Washington has spent much of this year flipping out over the long-term deficit. Republicans and Democrats have differing ideas for what to do about it, but they're pretty much agreed that our national debt is a gathering menace that threatens to destroy America. Hence, the blizzard of "bold" plans – from Bowles-Simpson to Ryan to Obama himself – to get the nation back in the black. No doubt, the long-term debt is a serious problem; we can't keep spending money we don't have. But it's not the only problem the nation faces, writes Ruy Teixiera in the New Republic. Nor, with unemployment hovering around 9 percent and the economic recovery showing signs of stalling – is it even the most urgent.
So what's up with Washington's "monomaniacal focus on the deficit," as Teixeira puts it? Is it that voters are suddenly super-anxious about the nation's account balance? No. They're slightly more concerned than in the past, but polls say they're much more worried about jobs and the economy. Then maybe voters think cutting the deficit is a great way to produce jobs? Not so much. Per the latest polls, most think it will hurt the economy in the short term. So what's going on?

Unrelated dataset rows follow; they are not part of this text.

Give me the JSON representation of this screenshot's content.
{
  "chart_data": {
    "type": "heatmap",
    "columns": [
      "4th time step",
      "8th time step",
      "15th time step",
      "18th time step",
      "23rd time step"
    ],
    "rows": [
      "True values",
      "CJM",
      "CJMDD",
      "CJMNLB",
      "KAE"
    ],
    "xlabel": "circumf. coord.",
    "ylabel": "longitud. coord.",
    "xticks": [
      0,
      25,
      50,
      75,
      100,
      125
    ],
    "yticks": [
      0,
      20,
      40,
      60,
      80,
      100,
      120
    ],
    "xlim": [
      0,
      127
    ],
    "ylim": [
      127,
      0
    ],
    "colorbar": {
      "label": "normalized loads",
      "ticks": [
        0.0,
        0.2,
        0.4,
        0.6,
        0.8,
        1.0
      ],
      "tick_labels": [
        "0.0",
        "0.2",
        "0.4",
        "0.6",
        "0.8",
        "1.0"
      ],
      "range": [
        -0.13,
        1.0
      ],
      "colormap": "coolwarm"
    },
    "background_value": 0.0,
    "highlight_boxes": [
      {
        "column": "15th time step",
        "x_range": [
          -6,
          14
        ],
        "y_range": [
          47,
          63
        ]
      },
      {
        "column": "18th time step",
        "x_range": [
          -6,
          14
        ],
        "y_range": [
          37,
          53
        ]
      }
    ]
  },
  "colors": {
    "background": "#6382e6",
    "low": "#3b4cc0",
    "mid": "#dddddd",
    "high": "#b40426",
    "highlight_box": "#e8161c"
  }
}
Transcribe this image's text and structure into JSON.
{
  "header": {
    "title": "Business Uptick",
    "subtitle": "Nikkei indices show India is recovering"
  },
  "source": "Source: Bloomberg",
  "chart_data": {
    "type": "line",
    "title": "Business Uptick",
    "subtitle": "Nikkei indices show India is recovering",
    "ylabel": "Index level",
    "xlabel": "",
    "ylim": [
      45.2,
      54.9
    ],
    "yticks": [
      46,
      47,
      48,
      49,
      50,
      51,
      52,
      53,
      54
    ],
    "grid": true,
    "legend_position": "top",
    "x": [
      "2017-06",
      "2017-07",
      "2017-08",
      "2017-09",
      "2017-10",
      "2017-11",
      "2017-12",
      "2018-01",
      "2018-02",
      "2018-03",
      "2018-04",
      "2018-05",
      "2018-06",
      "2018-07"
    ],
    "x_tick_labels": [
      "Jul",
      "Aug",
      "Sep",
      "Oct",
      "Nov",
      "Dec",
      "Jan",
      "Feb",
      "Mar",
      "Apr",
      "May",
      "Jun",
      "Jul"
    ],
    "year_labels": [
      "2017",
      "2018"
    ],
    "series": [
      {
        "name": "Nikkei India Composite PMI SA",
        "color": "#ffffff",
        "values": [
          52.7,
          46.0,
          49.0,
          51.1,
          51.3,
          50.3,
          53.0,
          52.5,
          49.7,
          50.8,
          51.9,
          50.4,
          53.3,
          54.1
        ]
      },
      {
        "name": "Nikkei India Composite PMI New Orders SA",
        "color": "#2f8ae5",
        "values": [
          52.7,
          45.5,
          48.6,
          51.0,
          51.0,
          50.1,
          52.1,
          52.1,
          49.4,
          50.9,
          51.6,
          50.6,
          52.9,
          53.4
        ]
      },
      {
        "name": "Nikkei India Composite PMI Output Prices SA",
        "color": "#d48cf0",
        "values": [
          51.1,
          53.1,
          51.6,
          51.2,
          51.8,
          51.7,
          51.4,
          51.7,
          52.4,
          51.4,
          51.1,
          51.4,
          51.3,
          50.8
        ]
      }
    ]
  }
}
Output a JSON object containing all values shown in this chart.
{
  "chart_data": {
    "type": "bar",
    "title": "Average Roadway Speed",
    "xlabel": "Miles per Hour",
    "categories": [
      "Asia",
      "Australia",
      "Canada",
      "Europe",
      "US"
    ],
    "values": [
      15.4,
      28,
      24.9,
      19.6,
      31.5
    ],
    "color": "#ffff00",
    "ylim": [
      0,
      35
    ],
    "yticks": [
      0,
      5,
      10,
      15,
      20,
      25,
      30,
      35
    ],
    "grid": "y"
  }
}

Teixeira guesses that "officials don’t so much seek to know public opinion in order to follow it, but rather so they can manipulate it to support their agenda and minimize any electoral damage that might result." In other words, Republicans want to cut the deficit, period – not so much because that's good economics as because it's a great way to shrink government. And if that means the economy doesn't produce enough jobs? Hey, voters will blame Obama.
And why do Democrats play along? As many have pointed out, at least since Bill Clinton a lot of Democrats are closer to the Republicans on economics than most people assume, so don't go thinking jobs are necessarily Democrats' No. 1 priority, because they're not. Plus, says Teixeira, it's likely that, "lacking any clear economic philosophy of their own, many Democrats are easily swayed by elite media pressure and bogus economic arguments that rely on "common sense" notions—debt is bad …." Not a smart strategy:
"Democrats may also hope that, by raising the salience of the debt issue, they will earn points with the public for taking a “responsible” approach. It’s possible, of course, that this strategy will work. But given the well-known tendency of voters to focus most on concrete economic performance indicators like jobs, history suggests it will not. In the end, many in Congress may regret—and the country may too—that they didn’t do more of what politicians are assumed to do but frequently don’t: pander to public opinion."